The Kremlin banned homosexual “propaganda,” abortion advertising and sacrilegious insults to religious believers. Abortion restrictions were passed and domestic violence was decriminalized.

In 2014, Pat Buchanan authored a column entitled “Whose Side is God on Now?” The senior adviser to Presidents Nixon, Ford and Reagan suggested God might be on the side of Putin. Buchanan is the self-proclaimed leader of authoritarian traditionalist “paleoconservatism.” Like Trump, he had been a presidential candidate who stirred up racial animosity.

“In the culture war for the future of mankind, “Buchanan argued, “Putin is planting Russia’s flag firmly on the side of traditional Christianity.”

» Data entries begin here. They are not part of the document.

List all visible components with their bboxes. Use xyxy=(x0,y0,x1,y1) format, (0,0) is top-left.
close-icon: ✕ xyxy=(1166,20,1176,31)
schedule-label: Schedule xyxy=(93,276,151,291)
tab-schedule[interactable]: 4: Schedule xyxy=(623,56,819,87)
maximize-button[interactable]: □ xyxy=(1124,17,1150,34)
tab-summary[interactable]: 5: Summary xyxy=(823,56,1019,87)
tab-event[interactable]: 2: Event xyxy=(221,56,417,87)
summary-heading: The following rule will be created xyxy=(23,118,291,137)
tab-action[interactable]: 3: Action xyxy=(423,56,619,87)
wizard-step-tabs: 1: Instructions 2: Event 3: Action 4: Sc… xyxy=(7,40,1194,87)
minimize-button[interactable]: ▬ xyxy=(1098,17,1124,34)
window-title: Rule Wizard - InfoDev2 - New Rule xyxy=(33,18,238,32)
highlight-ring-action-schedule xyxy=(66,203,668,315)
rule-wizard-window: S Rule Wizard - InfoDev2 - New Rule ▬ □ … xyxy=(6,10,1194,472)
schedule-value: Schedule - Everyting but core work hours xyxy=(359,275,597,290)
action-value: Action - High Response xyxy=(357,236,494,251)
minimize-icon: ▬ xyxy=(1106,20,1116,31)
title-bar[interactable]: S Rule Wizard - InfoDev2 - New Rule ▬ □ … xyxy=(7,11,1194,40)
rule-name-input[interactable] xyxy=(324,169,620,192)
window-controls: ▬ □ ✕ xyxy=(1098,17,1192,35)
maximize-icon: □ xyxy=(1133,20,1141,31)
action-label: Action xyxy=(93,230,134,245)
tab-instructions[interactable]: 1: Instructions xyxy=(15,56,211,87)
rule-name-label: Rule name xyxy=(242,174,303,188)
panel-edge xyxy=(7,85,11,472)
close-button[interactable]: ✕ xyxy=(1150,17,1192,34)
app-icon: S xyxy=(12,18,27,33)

Richard Spencer, the coiner of the term “alt-right,” says Russia is both the “sole” and “most powerful white power in the world.” Matthew Heimbach, head of the white nationalist Traditionalist Worker Party believes Putin is the “leader of the free world,” who has turned Russia into an “axis for nationalists.” The neo-Nazis who marched in Charlottesville last year chanted, “Russia is our friend!”

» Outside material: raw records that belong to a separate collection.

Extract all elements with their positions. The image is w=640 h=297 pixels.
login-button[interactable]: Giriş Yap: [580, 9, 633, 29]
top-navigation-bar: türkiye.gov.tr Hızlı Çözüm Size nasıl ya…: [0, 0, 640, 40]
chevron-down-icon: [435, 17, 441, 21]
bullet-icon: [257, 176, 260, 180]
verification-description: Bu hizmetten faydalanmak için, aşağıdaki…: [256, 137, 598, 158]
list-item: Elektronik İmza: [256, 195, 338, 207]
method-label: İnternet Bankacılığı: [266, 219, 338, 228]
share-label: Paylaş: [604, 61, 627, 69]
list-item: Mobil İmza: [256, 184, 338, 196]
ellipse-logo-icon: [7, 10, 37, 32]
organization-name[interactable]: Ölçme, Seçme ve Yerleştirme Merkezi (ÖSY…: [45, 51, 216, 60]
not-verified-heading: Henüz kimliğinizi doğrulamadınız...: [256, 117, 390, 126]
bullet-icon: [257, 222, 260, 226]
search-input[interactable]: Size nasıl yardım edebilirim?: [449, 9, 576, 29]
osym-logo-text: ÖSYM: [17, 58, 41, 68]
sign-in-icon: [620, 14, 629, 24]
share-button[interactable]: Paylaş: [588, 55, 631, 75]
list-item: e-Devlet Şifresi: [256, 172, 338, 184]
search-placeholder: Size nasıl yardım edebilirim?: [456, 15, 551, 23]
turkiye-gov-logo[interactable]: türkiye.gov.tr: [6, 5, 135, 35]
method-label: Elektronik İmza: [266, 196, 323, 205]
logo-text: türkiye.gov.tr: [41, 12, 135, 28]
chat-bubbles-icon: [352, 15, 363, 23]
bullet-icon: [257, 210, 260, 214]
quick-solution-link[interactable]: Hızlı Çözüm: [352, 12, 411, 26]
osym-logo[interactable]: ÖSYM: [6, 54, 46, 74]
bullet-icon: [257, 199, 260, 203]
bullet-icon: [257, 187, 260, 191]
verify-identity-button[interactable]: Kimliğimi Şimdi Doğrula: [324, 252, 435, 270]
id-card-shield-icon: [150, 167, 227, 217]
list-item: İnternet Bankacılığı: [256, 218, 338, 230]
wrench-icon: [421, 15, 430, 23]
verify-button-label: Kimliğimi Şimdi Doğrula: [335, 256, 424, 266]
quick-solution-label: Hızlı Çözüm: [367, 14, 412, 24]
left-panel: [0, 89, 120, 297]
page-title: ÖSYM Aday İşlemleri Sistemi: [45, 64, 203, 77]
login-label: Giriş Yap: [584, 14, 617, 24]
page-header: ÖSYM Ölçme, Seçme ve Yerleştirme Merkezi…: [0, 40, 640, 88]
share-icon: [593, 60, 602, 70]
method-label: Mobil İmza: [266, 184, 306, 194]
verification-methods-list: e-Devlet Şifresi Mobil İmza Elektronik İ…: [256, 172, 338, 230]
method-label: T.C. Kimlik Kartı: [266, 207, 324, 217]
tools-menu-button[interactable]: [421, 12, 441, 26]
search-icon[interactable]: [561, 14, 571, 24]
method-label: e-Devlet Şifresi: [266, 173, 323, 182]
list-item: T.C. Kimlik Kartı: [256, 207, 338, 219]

Putin’s regime is the most conspicuous and powerful member of a growing coalition of far-right regimes and movements. As Washington Post columnist E.J. Dionne recently put it:

“If the old Soviet Union was the linchpin of the Communist International, Putin’s Russia is creating a new Reactionary International built around nationalism, a critique of modernity and a disdain for liberal democracy. Its central mission includes wrecking the Western alliance and the European Union by undermining a shared commitment to democratic values.”

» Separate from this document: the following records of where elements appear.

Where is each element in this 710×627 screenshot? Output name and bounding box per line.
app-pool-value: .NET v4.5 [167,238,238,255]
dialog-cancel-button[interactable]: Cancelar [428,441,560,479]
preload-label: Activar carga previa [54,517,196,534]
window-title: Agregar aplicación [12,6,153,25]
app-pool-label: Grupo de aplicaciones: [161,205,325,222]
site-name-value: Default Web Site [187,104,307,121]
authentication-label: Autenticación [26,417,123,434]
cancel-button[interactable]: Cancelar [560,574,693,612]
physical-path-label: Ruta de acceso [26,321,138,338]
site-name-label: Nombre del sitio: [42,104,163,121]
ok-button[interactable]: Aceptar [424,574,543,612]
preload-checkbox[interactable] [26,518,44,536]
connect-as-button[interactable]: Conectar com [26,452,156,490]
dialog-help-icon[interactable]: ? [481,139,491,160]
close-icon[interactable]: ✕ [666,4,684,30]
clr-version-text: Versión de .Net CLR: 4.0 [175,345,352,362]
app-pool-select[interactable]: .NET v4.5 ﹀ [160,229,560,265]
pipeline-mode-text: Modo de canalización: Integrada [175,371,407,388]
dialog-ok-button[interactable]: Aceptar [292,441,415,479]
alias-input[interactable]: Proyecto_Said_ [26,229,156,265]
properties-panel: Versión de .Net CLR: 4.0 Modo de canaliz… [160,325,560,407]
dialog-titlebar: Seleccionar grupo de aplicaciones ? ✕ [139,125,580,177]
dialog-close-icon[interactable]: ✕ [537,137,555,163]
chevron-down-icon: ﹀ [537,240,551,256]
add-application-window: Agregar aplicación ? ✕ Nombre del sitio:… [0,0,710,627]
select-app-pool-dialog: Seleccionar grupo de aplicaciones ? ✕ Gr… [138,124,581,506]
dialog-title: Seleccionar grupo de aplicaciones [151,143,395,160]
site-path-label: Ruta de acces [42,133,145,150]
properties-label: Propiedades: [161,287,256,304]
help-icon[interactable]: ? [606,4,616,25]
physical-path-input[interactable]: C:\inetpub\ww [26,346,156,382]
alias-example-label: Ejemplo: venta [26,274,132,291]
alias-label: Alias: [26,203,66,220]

However, Dionne notes, “Putin is, first and foremost, an opportunist, so he is also happy to lend support to forces on the left when doing so advances his purposes in specific circumstances. But the dominant thrust of Putinism is toward the far right.”

In 2017, Right Wing Watch, a project of the liberal “People for the American Way,” published a report by Casey Michel entitled “The Rise of the ‘Traditionalist International’: How the American Right Learned to Love Moscow in the Era of Trump.”

Michel said Trump’s election helped boost the fortunes of two American movements that enthusiastically supported him: “the white nationalists and the Religious Right.” These labels are politically correct euphemisms which disguise anti-democratic extremism. Michel notes that white nationalists “profess co-equal respect for whites and non-whites alike.” Actually they promote bogus biological racism. They “would like to return white supremacy to both state and federal law — or, barring that, break off part of the U.S. to form a white ethno-state wholesale.”

“The Religious Right” claims that Christians are being persecuted in the U.S. and that they are only advocating “religious freedom.” Actually Michel notes that they “would allow Christian fundamentalism to become the U.S.’s de jure national religion, with attendant legislation targeting LGBT and minority religious communities alike.”

Michel says the white nationalists and many within the Religious Right don’t look to Trump as their primary leader. For them, “there is only one country, and one leader, worth emulating.” That would be Russia and Putin.

This opinion column does not necessarily reflect the views of Boulder Weekly.